Проходя мимо бывшего дома Воеводовых, я с грустью мечтал о триумфе, который одержал бы у них, неожиданно представ с продукцией «Московской пчелы». Они купили бы у меня с закрытыми глазами столько, что хватило бы натереть все паркеты Версаля! Вместо этой манны небесной то, с чем я возвращался домой в конце моих турне, было таким мизерным, что я предпочитал не говорить о нем родителям. Впрочем, шесть месяцев спустя «Московская пчела» объявила себя банкротом, и Олег Ростовский, вернув остатки товара кредиторам, перешел на копировальную бумагу. На этот раз его фирма стала называться «Международный переписчик». По доброте душевной он сохранил за мной место коммивояжера, так как считал, что тот, кто мог рекламировать средства по уходу за домом, сможет продавать и канцтовары.

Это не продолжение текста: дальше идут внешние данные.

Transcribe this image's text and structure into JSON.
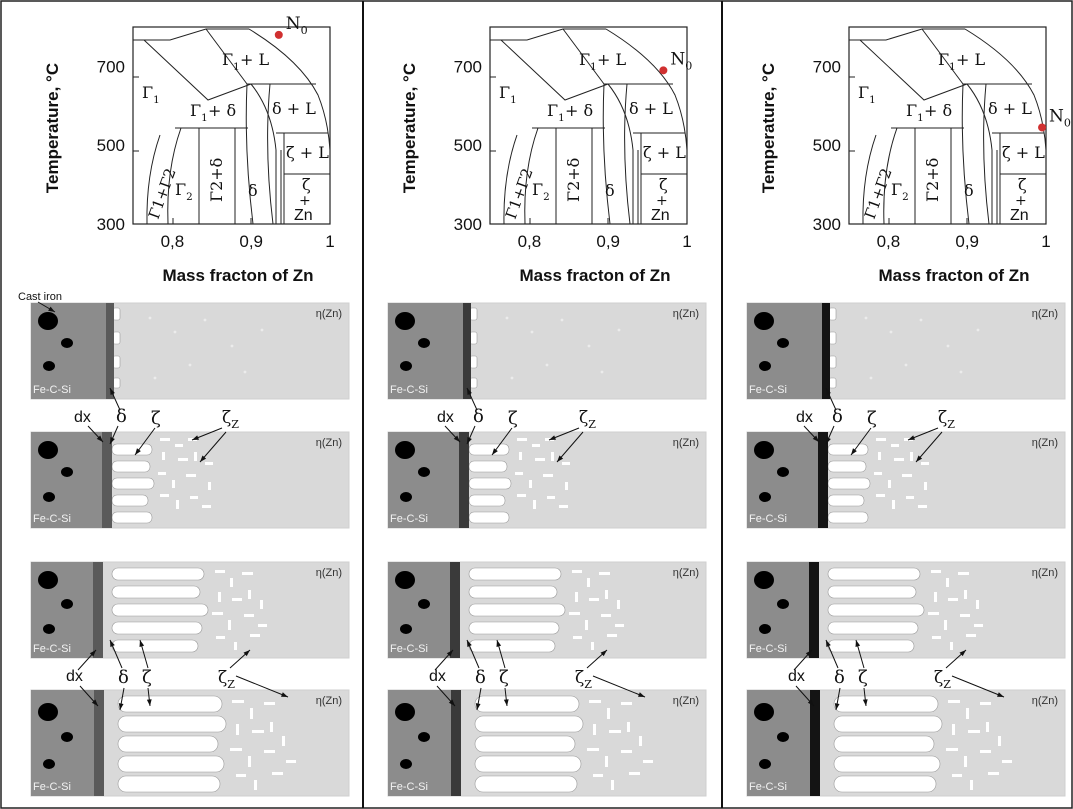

Мой энтузиазм был на исходе. Кроме того, приближались экзамены по праву, мне хотелось серьезно заняться подготовкой к ним. И так как теперь я совсем не имел возможности терять время на продажу товара, папа, сильно обремененный долгами, предложил, не– долго думая, заменить меня в этом бесславном деле. Олег Ростовский обрадовался его решению, которое позволяло ему иметь среди своих представителей одного из старых коммерческих и индустриальных магнатов царской России. Однако посоветовал мне сопровождать отца во время его первых визитов к клиентам, чтобы научить искусству убеждения. Я неожиданно оказался не учеником, а инструктором папы. Это повышение в чине смущало и беспокоило меня.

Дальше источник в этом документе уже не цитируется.